L'hebdomadaire The Economist a publié en juin dernier un article comparant la Belgique à l'ensemble de l'Union Européenne. Le résultat est frappant, et même inquiétant. Pour résumer, les Belges seraient d'autant plus prompts au démantèlement de leur Etat que les régions autonomes qui en résulteraient se placeraient d'emblée sous la protection européenne. Ils sont donc très favorables à la construction européenne, en l'occurrence dans la perspective d'une Europe des régions. Ils pourraient donc solder par ce biais la contradiction d'un Etat réunissant des Wallons dépensiers et bon vivants à des Flamands économes et travailleurs. Néanmoins, l'Union Européenne souffre en fait du même mal.

En effet, la crise économique et financière récente a encore une fois mis l'accent sur les différences culturelles entre le nord et le sud de l'Europe. Les pays du nord, emmenés par l'Allemagne, se soucient fortement de leur orthodoxie financière. Le personnel politique doit veiller à ce que le budget public soit à peu près équilibré, et cela implique soit des taux d'impositions importants, soit des dépenses publiques fortement maîtrisées. Forcément, la population est mise à contribution pour que cela soit tenable. Le temps de travail hebdomadaire est alors plus long, les jours de congés payés moins nombreux, et la retraite plus tardive. De l'autre côté, dans les pays du sud, la première priorité est le "bien être social", ce qui est compris comme le fait d'avoir le maximum de bénéfices (services publics, assurance maladie et vieillesse, augmentation du pouvoir d'achat...) pour le minimum de travail possible (celui-ci étant toujours considéré comme une contrainte). La plupart du temps, l'écart entre les revenus et les dépenses est tel que le fonctionnement des institutions publiques est financé à crédit. La Grèce explose aujourd'hui de ce déséquilibre. Cela fait des décennies que la France a pris la tête des pays latins dans la croisade contre une orthodoxie financière jugée toujours trop stricte. Si l'Espagne a connu le plein emploi grâce à une bulle immobilière, les pays du sud paient la plupart du temps leur protection des travailleurs en poste par un chômage important.

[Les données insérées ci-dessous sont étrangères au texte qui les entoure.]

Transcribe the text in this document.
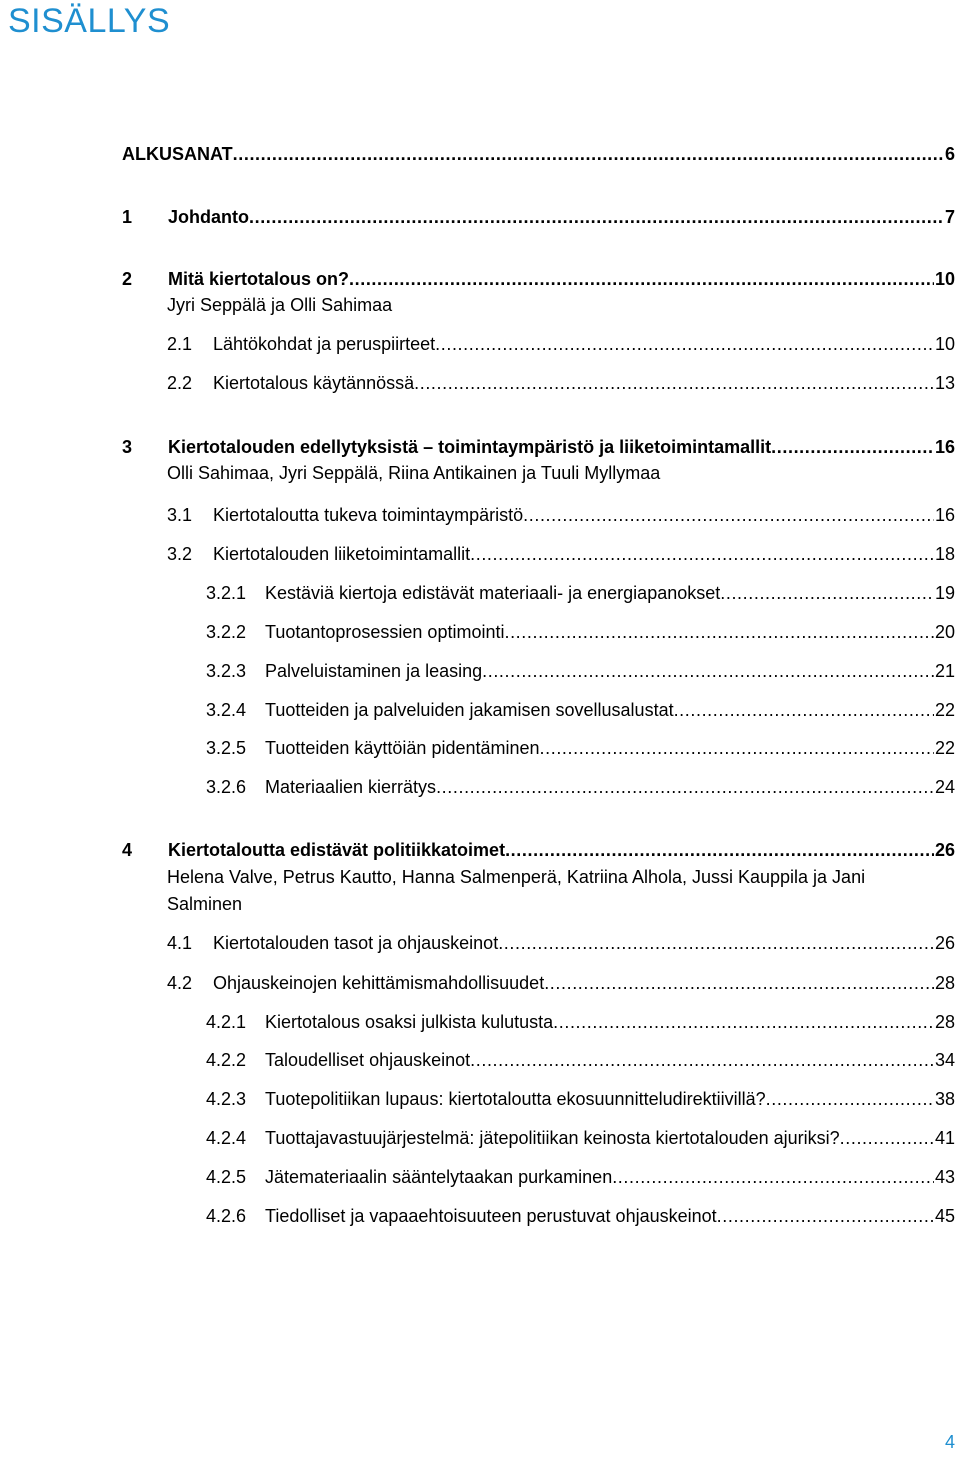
SISÄLLYS
ALKUSANAT .....	6
1	Johdanto .....	7
2	Mitä kiertotalous on? .....	10
Jyri Seppälä ja Olli Sahimaa
2.1	Lähtökohdat ja peruspiirteet .....	10
2.2	Kiertotalous käytännössä .....	13
3	Kiertotalouden edellytyksistä – toimintaympäristö ja liiketoimintamallit .....	16
Olli Sahimaa, Jyri Seppälä, Riina Antikainen ja Tuuli Myllymaa
3.1	Kiertotaloutta tukeva toimintaympäristö .....	16
3.2	Kiertotalouden liiketoimintamallit .....	18
3.2.1	Kestäviä kiertoja edistävät materiaali- ja energiapanokset .....	19
3.2.2	Tuotantoprosessien optimointi .....	20
3.2.3	Palveluistaminen ja leasing .....	21
3.2.4	Tuotteiden ja palveluiden jakamisen sovellusalustat .....	22
3.2.5	Tuotteiden käyttöiän pidentäminen .....	22
3.2.6	Materiaalien kierrätys .....	24
4	Kiertotaloutta edistävät politiikkatoimet .....	26
Helena Valve, Petrus Kautto, Hanna Salmenperä, Katriina Alhola, Jussi Kauppila ja Jani Salminen
4.1	Kiertotalouden tasot ja ohjauskeinot .....	26
4.2	Ohjauskeinojen kehittämismahdollisuudet .....	28
4.2.1	Kiertotalous osaksi julkista kulutusta .....	28
4.2.2	Taloudelliset ohjauskeinot .....	34
4.2.3	Tuotepolitiikan lupaus: kiertotaloutta ekosuunnitteludirektiivillä? .....	38
4.2.4	Tuottajavastuujärjestelmä: jätepolitiikan keinosta kiertotalouden ajuriksi? .....	41
4.2.5	Jätemateriaalin sääntelytaakan purkaminen .....	43
4.2.6	Tiedolliset ja vapaaehtoisuuteen perustuvat ohjauskeinot .....	45
4
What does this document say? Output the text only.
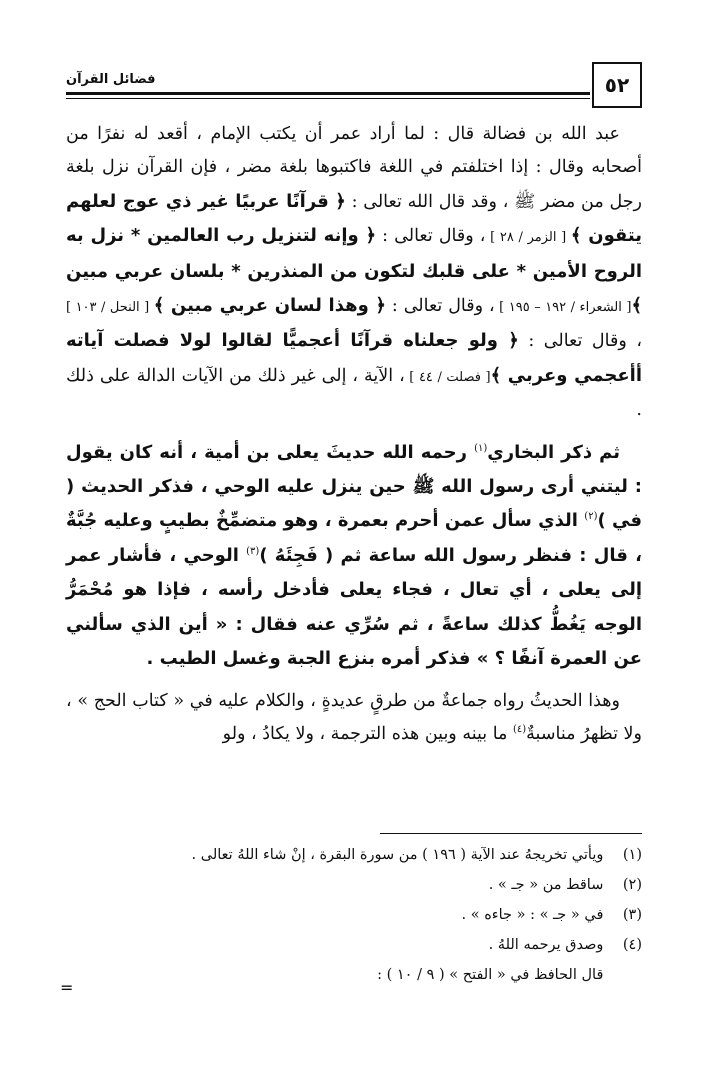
٥٢
فضائل القرآن

عبد الله بن فضالة قال : لما أراد عمر أن يكتب الإمام ، أقعد له نفرًا من أصحابه وقال : إذا اختلفتم في اللغة فاكتبوها بلغة مضر ، فإن القرآن نزل بلغة رجل من مضر ﷺ ، وقد قال الله تعالى : ﴿ قرآنًا عربيًا غير ذي عوج لعلهم يتقون ﴾ [ الزمر / ٢٨ ] ، وقال تعالى : ﴿ وإنه لتنزيل رب العالمين * نزل به الروح الأمين * على قلبك لتكون من المنذرين * بلسان عربي مبين ﴾[ الشعراء / ١٩٢ – ١٩٥ ] ، وقال تعالى : ﴿ وهذا لسان عربي مبين ﴾ [ النحل / ١٠٣ ] ، وقال تعالى : ﴿ ولو جعلناه قرآنًا أعجميًّا لقالوا لولا فصلت آياته أأعجمي وعربي ﴾[ فصلت / ٤٤ ] ، الآية ، إلى غير ذلك من الآيات الدالة على ذلك .

ثم ذكر البخاري$^{(١)}$ رحمه الله حديثَ يعلى بن أمية ، أنه كان يقول : ليتني أرى رسول الله ﷺ حين ينزل عليه الوحي ، فذكر الحديث ( في )$^{(٢)}$ الذي سأل عمن أحرم بعمرة ، وهو متضمِّخٌ بطيبٍ وعليه جُبَّةٌ ، قال : فنظر رسول الله ساعة ثم ( فَجِئَهُ )$^{(٣)}$ الوحي ، فأشار عمر إلى يعلى ، أي تعال ، فجاء يعلى فأدخل رأسه ، فإذا هو مُحْمَرُّ الوجه يَغُطُّ كذلك ساعةً ، ثم سُرِّي عنه فقال : « أين الذي سألني عن العمرة آنفًا ؟ » فذكر أمره بنزع الجبة وغسل الطيب .

وهذا الحديثُ رواه جماعةٌ من طرقٍ عديدةٍ ، والكلام عليه في « كتاب الحج » ، ولا تظهرُ مناسبةٌ$^{(٤)}$ ما بينه وبين هذه الترجمة ، ولا يكادُ ، ولو

(١) ويأتي تخريجهُ عند الآية ( ١٩٦ ) من سورة البقرة ، إنْ شاء اللهُ تعالى .
(٢) ساقط من « جـ » .
(٣) في « جـ » : « جاءه » .
(٤) وصدق يرحمه اللهُ .
قال الحافظ في « الفتح » ( ٩ / ١٠ ) :
=
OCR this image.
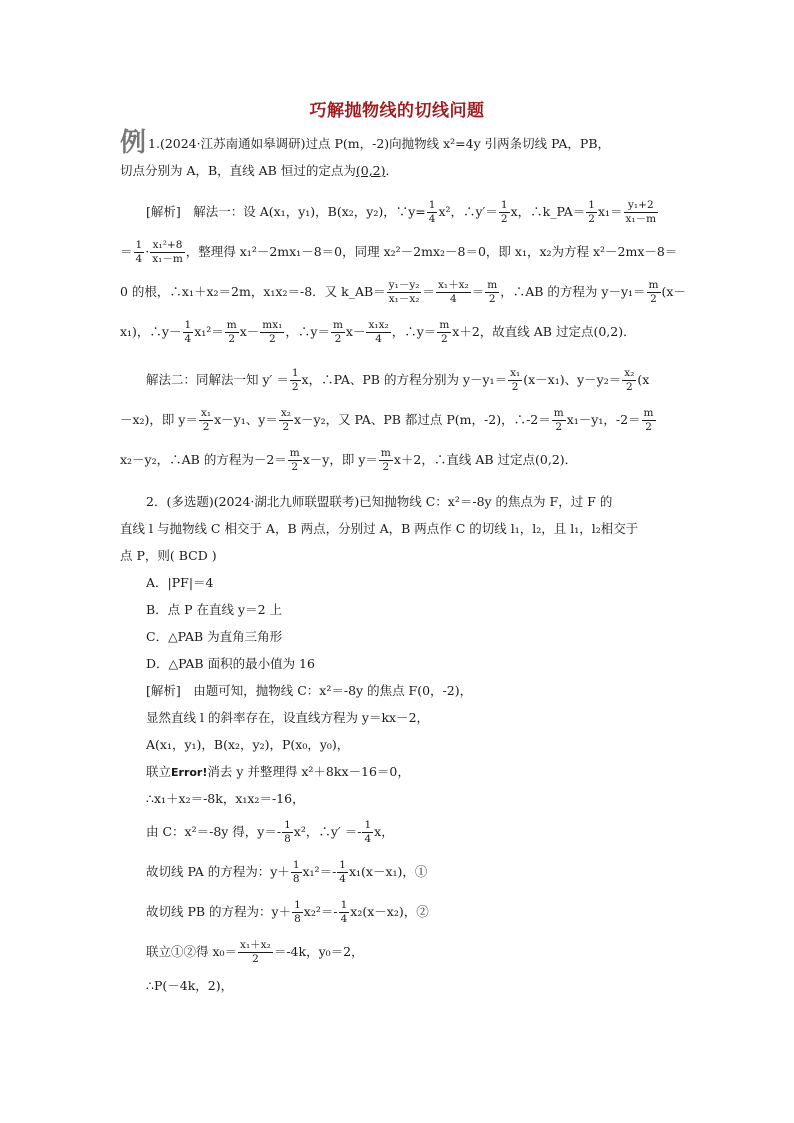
巧解抛物线的切线问题
例 1.(2024·江苏南通如皋调研)过点 P(m，-2)向抛物线 x²=4y 引两条切线 PA，PB，
切点分别为 A，B，直线 AB 恒过的定点为(0,2)．
[解析]　解法一：设 A(x₁，y₁)，B(x₂，y₂)，∵y= $\frac{1}{4} x^2$，∴y′＝ $\frac{1}{2}$ x，∴k_PA＝ $\frac{1}{2} x_1= \frac{\text{y₁+2}}{\text{x₁－m}}$
＝ $\frac{1}{4} \cdot \frac{\text{x₁²+8}}{\text{x₁－m}}$ ，整理得 x₁²－2mx₁－8＝0，同理 x₂²－2mx₂－8＝0，即 x₁，x₂为方程 x²－2mx－8＝
0 的根，∴x₁＋x₂＝2m，x₁x₂＝-8．又 k_AB＝ $\frac{\text{y₁－y₂}}{\text{x₁－x₂}} = \frac{\text{x₁＋x₂}}{4} = \frac{m}{2}$ ，∴AB 的方程为 $y-y_1= \frac{m}{2} (x-$
x₁)，∴y－ $\frac{1}{4} x_1^2= \frac{m}{2} x- \frac{\text{mx₁}}{2}$ ，∴y＝ $\frac{m}{2} x- \frac{\text{x₁x₂}}{4}$ ，∴y＝ $\frac{m}{2} x+2$，故直线 AB 过定点(0,2)．
解法二：同解法一知 $y' = \frac{1}{2}$ x，∴PA、PB 的方程分别为 $y-y_1= \frac{\text{x₁}}{2} (x-x_1)$、$y-y_2= \frac{\text{x₂}}{2} (x$
－x₂)，即 $y= \frac{\text{x₁}}{2} x-y_1$、$y= \frac{\text{x₂}}{2} x-y_2$，又 PA、PB 都过点 P(m，-2)，∴-2＝ $\frac{m}{2} x_1-y_1$，$-2= \frac{m}{2}$
x₂－y₂，∴AB 的方程为$-2= \frac{m}{2} x-y$，即 $y= \frac{m}{2} x+2$，∴直线 AB 过定点(0,2)．
2．(多选题)(2024·湖北九师联盟联考)已知抛物线 C：x²＝-8y 的焦点为 F，过 F 的
直线 l 与抛物线 C 相交于 A，B 两点，分别过 A，B 两点作 C 的切线 l₁，l₂，且 l₁，l₂相交于
点 P，则( BCD )
A．|PF|＝4
B．点 P 在直线 y＝2 上
C．△PAB 为直角三角形
D．△PAB 面积的最小值为 16
[解析]　由题可知，抛物线 C：x²＝-8y 的焦点 F(0，-2)，
显然直线 l 的斜率存在，设直线方程为 y＝kx－2，
A(x₁，y₁)，B(x₂，y₂)，P(x₀，y₀)，
联立Error!消去 y 并整理得 x²＋8kx－16＝0，
∴x₁＋x₂＝-8k，x₁x₂＝-16，
由 C：x²＝-8y 得，$y=- \frac{1}{8} x^2$，∴y′ ＝- $\frac{1}{4}$ x，
故切线 PA 的方程为：$y+ \frac{1}{8} x_1^2=- \frac{1}{4} x_1(x-x_1)$，①
故切线 PB 的方程为：$y+ \frac{1}{8} x_2^2=- \frac{1}{4} x_2(x-x_2)$，②
联立①②得 $x_0= \frac{\text{x₁＋x₂}}{2} =-4k$，y₀＝2，
∴P(－4k，2)，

L'Europe, construite sur l'Alliance franco-allemande, serait donc un mariage de la cigale et de la fourmi. La colère des Allemands, devant travailler jusqu'à 67 ans, face à la perspective de devoir sauver une Grèce très généreuse envers ses employés, est loin d'être neutre. A l'heure actuelle, l'Union Européenne n'est pas plus un Etat nation que la Belgique. Le risque pèse donc toujours que les forces à l'oeuvre dans la séparation de la Belgique se retrouvent au sein de l'Union Européenne toute entière. Un équilibre doit être trouvé. Et les séparatistes flamands devraient également se poser la question des répercussions à long terme de leurs ambitions.